In 1873, Wilson and Griffin subdivided their land (with Griffin getting almost 2/3 of the property, but Wilson retaining some better land – east of current Fair Oaks Avenue, near his Lake Vineyard property). Griffin then sold 2,500 acres (10 km^{2}) of his property to the "Indiana Colony," represented by Daniel M. Berry. In 1876, after the Colony had sold most of its allotted land and established what became the City of Pasadena, Wilson began subdividing and developing his adjacent landholdings which became the eastern side of the new settlement.

==Legacy==
He gave several acres of property to his son-in-law James de Barth Shorb which he named San Marino, and developed other parts of the land as Alhambra, where he is enshrined as a statue in Renaissance Plaza. Wilson's first wife died in 1849, after which time he married the widow Margaret Hereford. They had four children, of whom one daughter Ruth married George Smith Patton and had a son who became the World War II General George S. Patton Jr. The Pattons later purchased Lake Vineyard. Wilson died at the ranch in 1878 and was buried in San Gabriel Cemetery. The last of his land holdings in the downtown Pasadena area were bequeathed to Central School on South Fair Oaks Avenue.

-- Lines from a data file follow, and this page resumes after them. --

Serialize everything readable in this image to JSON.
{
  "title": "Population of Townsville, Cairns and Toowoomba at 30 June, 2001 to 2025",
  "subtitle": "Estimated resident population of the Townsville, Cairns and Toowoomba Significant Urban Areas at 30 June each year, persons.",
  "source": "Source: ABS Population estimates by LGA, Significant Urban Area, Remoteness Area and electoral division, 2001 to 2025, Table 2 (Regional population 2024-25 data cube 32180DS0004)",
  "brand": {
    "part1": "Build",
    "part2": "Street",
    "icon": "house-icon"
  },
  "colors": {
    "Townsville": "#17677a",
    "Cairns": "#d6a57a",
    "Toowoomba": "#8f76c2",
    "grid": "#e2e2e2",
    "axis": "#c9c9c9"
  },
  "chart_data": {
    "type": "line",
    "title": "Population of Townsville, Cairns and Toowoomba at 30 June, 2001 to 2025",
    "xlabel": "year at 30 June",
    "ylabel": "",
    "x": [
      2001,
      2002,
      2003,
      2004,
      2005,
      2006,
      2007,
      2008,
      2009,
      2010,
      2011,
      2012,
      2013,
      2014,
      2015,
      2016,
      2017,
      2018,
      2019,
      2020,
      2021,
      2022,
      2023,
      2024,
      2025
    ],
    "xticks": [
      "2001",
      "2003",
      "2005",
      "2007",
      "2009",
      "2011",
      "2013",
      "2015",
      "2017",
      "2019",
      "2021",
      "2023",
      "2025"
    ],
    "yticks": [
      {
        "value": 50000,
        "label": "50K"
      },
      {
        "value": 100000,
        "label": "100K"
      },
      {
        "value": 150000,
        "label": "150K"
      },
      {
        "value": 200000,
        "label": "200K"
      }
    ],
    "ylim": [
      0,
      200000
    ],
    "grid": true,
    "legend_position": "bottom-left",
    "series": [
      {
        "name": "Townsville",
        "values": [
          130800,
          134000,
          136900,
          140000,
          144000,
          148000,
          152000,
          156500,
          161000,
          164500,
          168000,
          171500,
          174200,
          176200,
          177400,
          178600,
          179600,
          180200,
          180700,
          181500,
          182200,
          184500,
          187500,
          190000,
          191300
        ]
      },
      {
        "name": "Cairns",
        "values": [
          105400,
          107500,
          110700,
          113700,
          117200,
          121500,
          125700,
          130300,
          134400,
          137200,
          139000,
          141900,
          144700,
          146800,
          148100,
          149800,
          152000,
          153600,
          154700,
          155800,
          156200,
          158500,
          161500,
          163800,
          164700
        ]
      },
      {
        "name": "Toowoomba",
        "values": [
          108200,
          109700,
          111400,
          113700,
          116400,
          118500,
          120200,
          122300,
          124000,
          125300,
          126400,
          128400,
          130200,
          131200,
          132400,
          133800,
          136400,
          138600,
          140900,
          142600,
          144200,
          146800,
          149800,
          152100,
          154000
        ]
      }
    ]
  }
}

Mount Wilson, a metromedia center (television and radio transmission towers) for the greater Los Angeles area, is the most famous monument to Benjamin Wilson. Wilson Avenue in Pasadena and Don Benito School of the Pasadena Unified School District also honor his name. Mount Wilson is also the site of the Mount Wilson Observatory and the 100-inch Hooker telescope, where Edwin Hubble discovered the expansion of the universe.